Thank you for that. I just wanted to follow up on it. Based on your working through all the more stringent requirements, do you think you'll ever get back to that prior level and the growth that you had prior to that decision earlier this year?

So, the guidance in the past had been that for us, we really didn't put in our forecast that we were going to regain all of those patients back, and that was also our guidance for others, just in terms of considerations. We still do get prescriptions from that state, and like I said, it may be a slow process, but our teams are very actively working through to try to gain approvals for these patients.

Michael, I think that's the key. This state is working. It's just, you know, in the beginning with one of the more perhaps more liberal policies, you know, clearly there were more patients going through, but it is working. And, you know, we're continuing to get patients through. So we're feeling good about that. Thanks, guys.
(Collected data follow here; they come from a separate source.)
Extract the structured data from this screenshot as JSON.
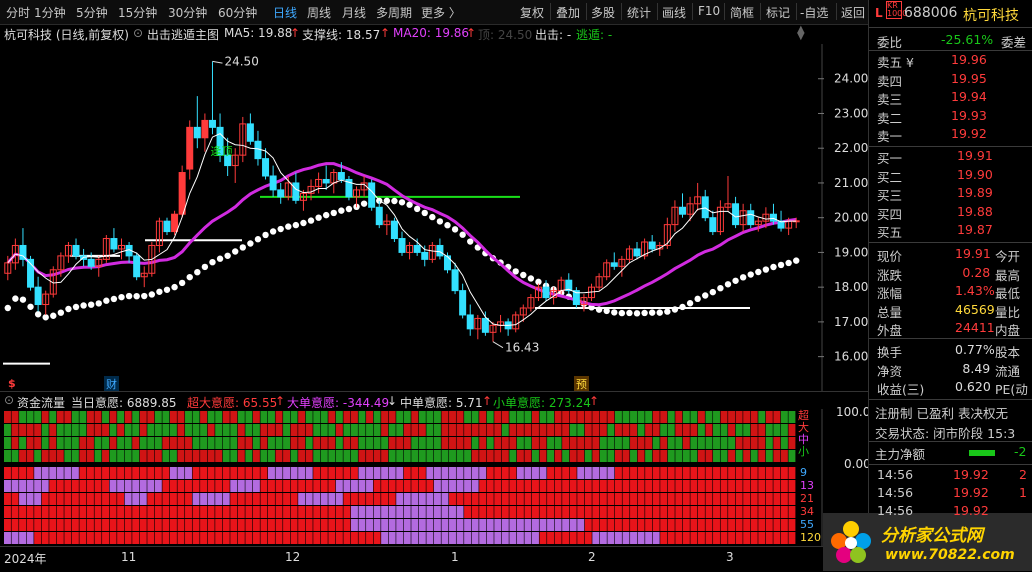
{
  "toolbar": {
    "periods": [
      "分时",
      "1分钟",
      "5分钟",
      "15分钟",
      "30分钟",
      "60分钟",
      "日线",
      "周线",
      "月线",
      "多周期",
      "更多 〉"
    ],
    "active_period": "日线",
    "actions": [
      "复权",
      "叠加",
      "多股",
      "统计",
      "画线",
      "F10",
      "简框",
      "标记",
      "-自选",
      "返回"
    ]
  },
  "infobar": {
    "stock": "杭可科技 (日线,前复权)",
    "indicator": "出击逃遁主图",
    "ma5": "MA5: 19.88",
    "support": "支撑线: 18.57",
    "ma20": "MA20: 19.86",
    "ghost": "顶: 24.50",
    "attack": "出击: -",
    "escape": "逃遁: -"
  },
  "chart": {
    "price_axis": [
      "24.00",
      "23.00",
      "22.00",
      "21.00",
      "20.00",
      "19.00",
      "18.00",
      "17.00",
      "16.00"
    ],
    "high_label": "24.50",
    "low_label": "16.43",
    "top_marker": "逢顶",
    "event_markers": [
      "$",
      "财",
      "预"
    ]
  },
  "chart_data": {
    "type": "candlestick",
    "ylim": [
      15.5,
      25.0
    ],
    "candles": [
      [
        18.4,
        18.9,
        18.2,
        18.7
      ],
      [
        18.7,
        19.4,
        18.5,
        19.2
      ],
      [
        19.2,
        19.7,
        18.6,
        18.8
      ],
      [
        18.8,
        18.9,
        17.9,
        18.0
      ],
      [
        18.0,
        18.3,
        17.3,
        17.5
      ],
      [
        17.5,
        17.9,
        17.2,
        17.8
      ],
      [
        17.8,
        18.6,
        17.7,
        18.5
      ],
      [
        18.5,
        19.0,
        18.3,
        18.9
      ],
      [
        18.9,
        19.3,
        18.7,
        19.2
      ],
      [
        19.2,
        19.4,
        18.8,
        18.9
      ],
      [
        18.9,
        19.1,
        18.6,
        18.8
      ],
      [
        18.8,
        19.0,
        18.5,
        18.6
      ],
      [
        18.6,
        18.9,
        18.3,
        18.8
      ],
      [
        18.8,
        19.5,
        18.7,
        19.4
      ],
      [
        19.4,
        19.7,
        19.0,
        19.1
      ],
      [
        19.1,
        19.4,
        18.8,
        19.2
      ],
      [
        19.2,
        19.3,
        18.7,
        18.9
      ],
      [
        18.9,
        19.0,
        18.2,
        18.3
      ],
      [
        18.3,
        18.6,
        18.0,
        18.4
      ],
      [
        18.4,
        19.3,
        18.3,
        19.2
      ],
      [
        19.2,
        20.0,
        19.0,
        19.9
      ],
      [
        19.9,
        20.0,
        19.5,
        19.6
      ],
      [
        19.6,
        20.2,
        19.5,
        20.1
      ],
      [
        20.1,
        21.5,
        20.0,
        21.3
      ],
      [
        21.4,
        22.8,
        21.1,
        22.6
      ],
      [
        22.6,
        23.5,
        22.0,
        22.3
      ],
      [
        22.3,
        23.0,
        21.9,
        22.8
      ],
      [
        22.8,
        24.5,
        22.4,
        22.6
      ],
      [
        22.6,
        23.0,
        21.6,
        21.8
      ],
      [
        21.8,
        22.3,
        21.2,
        21.5
      ],
      [
        21.5,
        22.0,
        21.0,
        21.8
      ],
      [
        21.8,
        22.9,
        21.6,
        22.7
      ],
      [
        22.7,
        23.0,
        22.1,
        22.2
      ],
      [
        22.2,
        22.5,
        21.5,
        21.7
      ],
      [
        21.7,
        22.0,
        21.1,
        21.2
      ],
      [
        21.2,
        21.5,
        20.6,
        20.8
      ],
      [
        20.8,
        21.0,
        20.4,
        20.6
      ],
      [
        20.6,
        21.2,
        20.5,
        21.0
      ],
      [
        21.0,
        21.3,
        20.4,
        20.5
      ],
      [
        20.5,
        20.8,
        20.2,
        20.7
      ],
      [
        20.7,
        21.1,
        20.5,
        20.9
      ],
      [
        20.9,
        21.3,
        20.7,
        21.1
      ],
      [
        21.1,
        21.5,
        20.8,
        21.0
      ],
      [
        21.0,
        21.4,
        20.7,
        21.3
      ],
      [
        21.3,
        21.6,
        21.0,
        21.1
      ],
      [
        21.1,
        21.2,
        20.5,
        20.6
      ],
      [
        20.6,
        20.9,
        20.3,
        20.8
      ],
      [
        20.8,
        21.2,
        20.6,
        21.0
      ],
      [
        21.0,
        21.1,
        20.2,
        20.3
      ],
      [
        20.3,
        20.5,
        19.7,
        19.8
      ],
      [
        19.8,
        20.1,
        19.5,
        19.9
      ],
      [
        19.9,
        20.0,
        19.3,
        19.4
      ],
      [
        19.4,
        19.6,
        18.9,
        19.0
      ],
      [
        19.0,
        19.3,
        18.8,
        19.2
      ],
      [
        19.2,
        19.4,
        18.9,
        19.0
      ],
      [
        19.0,
        19.2,
        18.6,
        18.8
      ],
      [
        18.8,
        19.3,
        18.7,
        19.2
      ],
      [
        19.2,
        19.4,
        18.8,
        18.9
      ],
      [
        18.9,
        19.0,
        18.4,
        18.5
      ],
      [
        18.5,
        18.7,
        17.8,
        17.9
      ],
      [
        17.9,
        18.1,
        17.1,
        17.2
      ],
      [
        17.2,
        17.5,
        16.6,
        16.8
      ],
      [
        16.8,
        17.2,
        16.5,
        17.1
      ],
      [
        17.1,
        17.3,
        16.6,
        16.7
      ],
      [
        16.7,
        17.0,
        16.43,
        16.9
      ],
      [
        16.9,
        17.2,
        16.7,
        17.0
      ],
      [
        17.0,
        17.1,
        16.6,
        16.8
      ],
      [
        16.8,
        17.3,
        16.7,
        17.2
      ],
      [
        17.2,
        17.5,
        17.0,
        17.4
      ],
      [
        17.4,
        17.8,
        17.3,
        17.7
      ],
      [
        17.7,
        18.1,
        17.6,
        18.0
      ],
      [
        18.0,
        18.2,
        17.6,
        17.7
      ],
      [
        17.7,
        18.0,
        17.5,
        17.9
      ],
      [
        17.9,
        18.3,
        17.8,
        18.2
      ],
      [
        18.2,
        18.4,
        17.8,
        17.9
      ],
      [
        17.9,
        18.0,
        17.4,
        17.5
      ],
      [
        17.5,
        17.8,
        17.3,
        17.7
      ],
      [
        17.7,
        18.1,
        17.6,
        18.0
      ],
      [
        18.0,
        18.4,
        17.9,
        18.3
      ],
      [
        18.3,
        18.8,
        18.2,
        18.7
      ],
      [
        18.7,
        19.0,
        18.5,
        18.6
      ],
      [
        18.6,
        18.9,
        18.3,
        18.8
      ],
      [
        18.8,
        19.2,
        18.7,
        19.1
      ],
      [
        19.1,
        19.3,
        18.8,
        18.9
      ],
      [
        18.9,
        19.4,
        18.8,
        19.3
      ],
      [
        19.3,
        19.5,
        19.0,
        19.1
      ],
      [
        19.1,
        19.3,
        18.9,
        19.2
      ],
      [
        19.2,
        20.0,
        19.1,
        19.8
      ],
      [
        19.8,
        20.5,
        19.6,
        20.3
      ],
      [
        20.3,
        20.7,
        20.0,
        20.1
      ],
      [
        20.1,
        20.6,
        19.9,
        20.4
      ],
      [
        20.4,
        21.0,
        20.2,
        20.6
      ],
      [
        20.6,
        20.8,
        19.9,
        20.0
      ],
      [
        20.0,
        20.2,
        19.5,
        19.6
      ],
      [
        19.6,
        20.5,
        19.5,
        20.3
      ],
      [
        20.3,
        21.2,
        20.2,
        20.4
      ],
      [
        20.4,
        20.6,
        19.7,
        19.8
      ],
      [
        19.8,
        20.4,
        19.6,
        20.2
      ],
      [
        20.2,
        20.4,
        19.7,
        19.8
      ],
      [
        19.8,
        20.0,
        19.6,
        19.9
      ],
      [
        19.9,
        20.3,
        19.7,
        20.1
      ],
      [
        20.1,
        20.4,
        19.8,
        19.9
      ],
      [
        19.9,
        20.2,
        19.6,
        19.7
      ],
      [
        19.7,
        20.0,
        19.5,
        19.9
      ],
      [
        19.9,
        20.0,
        19.7,
        19.91
      ]
    ]
  },
  "lower": {
    "title": "资金流量",
    "today": "当日意愿: 6889.85",
    "super": "超大意愿: 65.55",
    "large": "大单意愿: -344.49",
    "medium": "中单意愿: 5.71",
    "small": "小单意愿: 273.24",
    "axis_top": "100.0",
    "axis_zero": "0.00",
    "row_labels": [
      "超",
      "大",
      "中",
      "小"
    ],
    "period_labels": [
      "9",
      "13",
      "21",
      "34",
      "55",
      "120"
    ]
  },
  "date_axis": [
    "2024年",
    "11",
    "12",
    "1",
    "2",
    "3"
  ],
  "quote": {
    "code_badge": "L KR 1000",
    "code": "688006",
    "name": "杭可科技",
    "weibi_label": "委比",
    "weibi_value": "-25.61%",
    "weicha_label": "委差",
    "asks": [
      {
        "label": "卖五 ¥",
        "price": "19.96"
      },
      {
        "label": "卖四",
        "price": "19.95"
      },
      {
        "label": "卖三",
        "price": "19.94"
      },
      {
        "label": "卖二",
        "price": "19.93"
      },
      {
        "label": "卖一",
        "price": "19.92"
      }
    ],
    "bids": [
      {
        "label": "买一",
        "price": "19.91"
      },
      {
        "label": "买二",
        "price": "19.90"
      },
      {
        "label": "买三",
        "price": "19.89"
      },
      {
        "label": "买四",
        "price": "19.88"
      },
      {
        "label": "买五",
        "price": "19.87"
      }
    ],
    "stats": [
      {
        "label": "现价",
        "value": "19.91",
        "label2": "今开"
      },
      {
        "label": "涨跌",
        "value": "0.28",
        "label2": "最高"
      },
      {
        "label": "涨幅",
        "value": "1.43%",
        "label2": "最低"
      },
      {
        "label": "总量",
        "value": "46569",
        "label2": "量比"
      },
      {
        "label": "外盘",
        "value": "24411",
        "label2": "内盘"
      }
    ],
    "stats2": [
      {
        "label": "换手",
        "value": "0.77%",
        "label2": "股本"
      },
      {
        "label": "净资",
        "value": "8.49",
        "label2": "流通"
      },
      {
        "label": "收益(三)",
        "value": "0.620",
        "label2": "PE(动"
      }
    ],
    "tags": "注册制 已盈利 表决权无",
    "trade_status": "交易状态: 闭市阶段 15:3",
    "main_flow": "主力净额",
    "main_flow_value": "-2",
    "ticks": [
      {
        "time": "14:56",
        "price": "19.92",
        "vol": "2"
      },
      {
        "time": "14:56",
        "price": "19.92",
        "vol": "1"
      },
      {
        "time": "14:56",
        "price": "19.92",
        "vol": ""
      }
    ]
  },
  "watermark": {
    "site": "分析家公式网",
    "url": "www.70822.com"
  }
}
Thank you. And I'm showing no further questions at this time. And I would like to turn the conference back over to David Maker for any further remarks.

Okay, well, thanks, everybody, for tuning in this morning. As you can hear, 2024 has been a year of execution, and we feel really good about how we're executing to date. So, look forward to updating you at the next quarter.

This concludes today's conference call. Thank you for participating, and you may now disconnect. Everyone, have a great day.